Due to a convergence of mostly-unfortunate factors, I have been embroiled in trying to sort out our university’s submission to the national student financial aid system (NSFAS)…this being driven by
- an 8-week long staff strike that saw me with zero-out-of-33 staff available before the (first of…) submission deadline for student “registration template” data.

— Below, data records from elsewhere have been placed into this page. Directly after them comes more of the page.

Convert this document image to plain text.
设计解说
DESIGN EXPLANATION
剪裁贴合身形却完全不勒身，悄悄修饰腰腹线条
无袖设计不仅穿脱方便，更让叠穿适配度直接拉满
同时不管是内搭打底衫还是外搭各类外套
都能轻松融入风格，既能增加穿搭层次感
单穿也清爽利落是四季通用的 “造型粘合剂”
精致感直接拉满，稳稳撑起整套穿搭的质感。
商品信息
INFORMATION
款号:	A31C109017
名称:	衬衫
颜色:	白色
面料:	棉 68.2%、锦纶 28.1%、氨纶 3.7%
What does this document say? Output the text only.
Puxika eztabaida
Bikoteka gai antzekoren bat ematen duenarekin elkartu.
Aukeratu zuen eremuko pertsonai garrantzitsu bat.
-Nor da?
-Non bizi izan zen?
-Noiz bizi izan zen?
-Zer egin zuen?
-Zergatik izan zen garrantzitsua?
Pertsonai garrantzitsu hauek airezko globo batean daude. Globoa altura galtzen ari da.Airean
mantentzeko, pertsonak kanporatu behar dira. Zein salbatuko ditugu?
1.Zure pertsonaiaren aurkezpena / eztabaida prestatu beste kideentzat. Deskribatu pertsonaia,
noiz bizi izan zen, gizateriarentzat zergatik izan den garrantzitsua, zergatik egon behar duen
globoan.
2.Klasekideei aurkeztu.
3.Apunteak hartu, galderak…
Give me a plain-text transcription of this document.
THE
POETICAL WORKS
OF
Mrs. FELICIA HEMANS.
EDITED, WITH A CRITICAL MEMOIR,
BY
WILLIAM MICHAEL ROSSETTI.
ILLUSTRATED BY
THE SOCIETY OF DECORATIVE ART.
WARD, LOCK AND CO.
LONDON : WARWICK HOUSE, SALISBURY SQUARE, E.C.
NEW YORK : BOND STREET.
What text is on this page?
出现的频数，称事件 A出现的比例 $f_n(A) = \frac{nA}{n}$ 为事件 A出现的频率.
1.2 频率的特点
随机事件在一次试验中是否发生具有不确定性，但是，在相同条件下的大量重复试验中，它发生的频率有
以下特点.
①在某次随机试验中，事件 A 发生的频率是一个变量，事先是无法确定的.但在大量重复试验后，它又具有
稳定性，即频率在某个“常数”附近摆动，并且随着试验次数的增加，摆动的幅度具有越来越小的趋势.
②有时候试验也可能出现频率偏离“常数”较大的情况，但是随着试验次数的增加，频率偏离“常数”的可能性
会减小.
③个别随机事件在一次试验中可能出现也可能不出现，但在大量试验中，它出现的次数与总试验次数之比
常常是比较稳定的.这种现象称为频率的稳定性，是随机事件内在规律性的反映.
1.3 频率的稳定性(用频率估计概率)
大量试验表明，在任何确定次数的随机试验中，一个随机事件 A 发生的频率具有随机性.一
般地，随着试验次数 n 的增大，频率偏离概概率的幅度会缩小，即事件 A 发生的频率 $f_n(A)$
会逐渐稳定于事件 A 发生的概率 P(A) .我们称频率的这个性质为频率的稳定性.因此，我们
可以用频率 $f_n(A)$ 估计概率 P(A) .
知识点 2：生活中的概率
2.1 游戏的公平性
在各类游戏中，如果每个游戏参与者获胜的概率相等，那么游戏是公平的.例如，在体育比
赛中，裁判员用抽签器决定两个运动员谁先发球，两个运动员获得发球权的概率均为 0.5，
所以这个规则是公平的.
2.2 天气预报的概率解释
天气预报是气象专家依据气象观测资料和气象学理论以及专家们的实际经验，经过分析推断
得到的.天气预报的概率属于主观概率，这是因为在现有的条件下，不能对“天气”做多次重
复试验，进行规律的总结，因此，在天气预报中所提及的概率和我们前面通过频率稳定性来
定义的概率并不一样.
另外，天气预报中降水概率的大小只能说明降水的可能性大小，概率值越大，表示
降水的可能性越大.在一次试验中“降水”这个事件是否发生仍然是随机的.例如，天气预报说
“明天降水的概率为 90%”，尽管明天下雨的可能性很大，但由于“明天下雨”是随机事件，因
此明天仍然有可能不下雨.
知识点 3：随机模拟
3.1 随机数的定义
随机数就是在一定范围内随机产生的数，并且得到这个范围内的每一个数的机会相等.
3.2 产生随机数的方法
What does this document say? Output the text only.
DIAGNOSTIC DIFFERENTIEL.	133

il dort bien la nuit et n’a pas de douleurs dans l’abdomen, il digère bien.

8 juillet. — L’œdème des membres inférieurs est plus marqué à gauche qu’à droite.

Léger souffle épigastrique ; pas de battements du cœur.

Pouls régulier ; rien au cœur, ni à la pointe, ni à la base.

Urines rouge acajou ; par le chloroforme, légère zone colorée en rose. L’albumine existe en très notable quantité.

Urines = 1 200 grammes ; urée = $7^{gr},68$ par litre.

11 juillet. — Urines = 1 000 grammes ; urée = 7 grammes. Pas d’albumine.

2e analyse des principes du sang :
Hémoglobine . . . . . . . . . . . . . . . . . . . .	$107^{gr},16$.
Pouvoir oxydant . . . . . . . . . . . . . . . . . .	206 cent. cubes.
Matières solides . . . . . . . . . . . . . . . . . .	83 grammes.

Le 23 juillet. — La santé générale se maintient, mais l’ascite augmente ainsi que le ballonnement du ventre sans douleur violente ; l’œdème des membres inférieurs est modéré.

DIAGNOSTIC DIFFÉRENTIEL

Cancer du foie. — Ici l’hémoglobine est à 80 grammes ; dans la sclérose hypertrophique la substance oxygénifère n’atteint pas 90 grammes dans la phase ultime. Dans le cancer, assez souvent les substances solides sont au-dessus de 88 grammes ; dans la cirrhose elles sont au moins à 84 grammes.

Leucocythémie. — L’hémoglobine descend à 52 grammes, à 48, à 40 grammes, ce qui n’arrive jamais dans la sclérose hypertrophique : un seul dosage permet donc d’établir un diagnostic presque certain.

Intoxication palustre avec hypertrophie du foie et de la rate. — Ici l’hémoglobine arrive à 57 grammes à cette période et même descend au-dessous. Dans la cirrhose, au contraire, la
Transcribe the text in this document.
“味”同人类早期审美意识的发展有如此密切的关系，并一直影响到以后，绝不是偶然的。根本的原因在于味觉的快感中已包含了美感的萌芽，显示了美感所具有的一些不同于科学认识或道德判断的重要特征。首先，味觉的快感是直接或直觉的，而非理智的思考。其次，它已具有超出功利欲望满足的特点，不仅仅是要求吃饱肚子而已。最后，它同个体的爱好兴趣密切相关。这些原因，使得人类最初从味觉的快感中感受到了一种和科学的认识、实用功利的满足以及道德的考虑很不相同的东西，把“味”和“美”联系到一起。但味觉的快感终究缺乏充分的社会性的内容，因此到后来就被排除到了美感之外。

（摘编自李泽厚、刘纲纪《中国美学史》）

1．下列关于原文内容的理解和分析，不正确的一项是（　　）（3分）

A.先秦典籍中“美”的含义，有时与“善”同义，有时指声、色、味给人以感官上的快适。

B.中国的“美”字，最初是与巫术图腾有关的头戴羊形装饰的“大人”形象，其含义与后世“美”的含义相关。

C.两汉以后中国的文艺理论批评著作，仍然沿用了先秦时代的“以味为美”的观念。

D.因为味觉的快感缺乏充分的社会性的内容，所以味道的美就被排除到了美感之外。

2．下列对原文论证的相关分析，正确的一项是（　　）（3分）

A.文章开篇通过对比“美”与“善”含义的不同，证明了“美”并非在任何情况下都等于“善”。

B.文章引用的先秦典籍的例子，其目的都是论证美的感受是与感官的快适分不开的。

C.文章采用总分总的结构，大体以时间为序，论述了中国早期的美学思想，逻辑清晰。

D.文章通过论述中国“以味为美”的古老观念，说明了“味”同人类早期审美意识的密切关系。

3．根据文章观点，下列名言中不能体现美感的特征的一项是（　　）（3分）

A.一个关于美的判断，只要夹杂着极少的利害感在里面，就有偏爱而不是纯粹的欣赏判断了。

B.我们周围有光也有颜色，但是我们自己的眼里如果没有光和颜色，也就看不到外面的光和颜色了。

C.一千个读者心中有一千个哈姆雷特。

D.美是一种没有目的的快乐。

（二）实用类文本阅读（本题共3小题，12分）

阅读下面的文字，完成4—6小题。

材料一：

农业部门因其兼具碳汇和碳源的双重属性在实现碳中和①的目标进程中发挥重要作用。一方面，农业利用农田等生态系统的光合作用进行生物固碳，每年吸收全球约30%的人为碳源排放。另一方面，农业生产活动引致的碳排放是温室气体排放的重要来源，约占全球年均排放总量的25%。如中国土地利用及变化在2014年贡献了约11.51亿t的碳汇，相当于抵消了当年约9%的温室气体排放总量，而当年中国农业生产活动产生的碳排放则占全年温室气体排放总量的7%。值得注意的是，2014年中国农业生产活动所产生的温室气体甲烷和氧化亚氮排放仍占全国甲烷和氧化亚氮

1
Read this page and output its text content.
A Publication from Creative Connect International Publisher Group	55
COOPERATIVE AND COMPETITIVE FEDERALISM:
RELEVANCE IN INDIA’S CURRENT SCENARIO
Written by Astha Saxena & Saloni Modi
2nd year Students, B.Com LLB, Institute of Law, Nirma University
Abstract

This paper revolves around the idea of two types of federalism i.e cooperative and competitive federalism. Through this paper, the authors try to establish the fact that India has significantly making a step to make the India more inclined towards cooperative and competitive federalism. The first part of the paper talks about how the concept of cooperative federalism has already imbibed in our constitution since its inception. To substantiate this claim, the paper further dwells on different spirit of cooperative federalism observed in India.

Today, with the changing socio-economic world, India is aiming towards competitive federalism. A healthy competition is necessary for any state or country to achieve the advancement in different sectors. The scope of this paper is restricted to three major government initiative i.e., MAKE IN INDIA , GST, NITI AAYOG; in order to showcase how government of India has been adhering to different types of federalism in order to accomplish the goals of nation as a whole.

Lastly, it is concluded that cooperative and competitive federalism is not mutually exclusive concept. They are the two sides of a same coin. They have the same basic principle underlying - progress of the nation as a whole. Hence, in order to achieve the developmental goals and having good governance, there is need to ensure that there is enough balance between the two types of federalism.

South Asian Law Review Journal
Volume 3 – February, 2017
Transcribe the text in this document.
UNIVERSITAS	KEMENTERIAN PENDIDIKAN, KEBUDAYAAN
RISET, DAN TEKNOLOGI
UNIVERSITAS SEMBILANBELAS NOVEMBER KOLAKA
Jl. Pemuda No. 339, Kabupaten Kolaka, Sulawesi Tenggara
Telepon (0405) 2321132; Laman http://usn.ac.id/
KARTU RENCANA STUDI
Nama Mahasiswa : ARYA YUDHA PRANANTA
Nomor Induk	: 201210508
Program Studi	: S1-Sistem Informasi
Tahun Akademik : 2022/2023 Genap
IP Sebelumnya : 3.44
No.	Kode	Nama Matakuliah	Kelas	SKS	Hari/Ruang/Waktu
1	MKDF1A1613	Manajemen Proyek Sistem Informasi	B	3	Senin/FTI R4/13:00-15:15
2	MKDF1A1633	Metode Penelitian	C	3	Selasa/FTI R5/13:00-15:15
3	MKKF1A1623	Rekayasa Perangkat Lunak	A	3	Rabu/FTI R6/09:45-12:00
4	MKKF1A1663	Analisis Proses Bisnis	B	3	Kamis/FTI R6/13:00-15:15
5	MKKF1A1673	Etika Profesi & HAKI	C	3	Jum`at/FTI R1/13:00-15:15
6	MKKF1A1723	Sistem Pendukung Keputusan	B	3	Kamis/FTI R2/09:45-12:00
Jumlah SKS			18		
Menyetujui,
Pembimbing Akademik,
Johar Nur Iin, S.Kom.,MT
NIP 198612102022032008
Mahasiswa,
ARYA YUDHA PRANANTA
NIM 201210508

(And the tales-of-staff-strike deserves a whole nother series of blog posts for my memoirs…) - A scramble to implement “free education” due to a last-gasp-populist presidential edict from ex-president Zuma…this suddenly meant that a whole whack of students now qualified for financial aid who previously didn’t and therefore hadn’t applied but now came to the university and needed to be registered (and we will sort the rest out…)
Part 1: The data…
The first part was generating “registration template” data for all students that we had registered on the understanding that they would qualify for NSFAS funding. This ends up being a messy mix of…current registration status, counts of courses being repeated, contact details and a breakdown of registration / tuition / accomodation costs plus applicable allowances.
I wrote some python scripts that mixed various CSV and XLS inputs and Oracle DB queries…and could regenerate these templates for all students in about 10 mins by running a single script…which then merged the 8 CSV outputs corresponding the the 8 categories of funded students into an XLSX file with 8 sheets.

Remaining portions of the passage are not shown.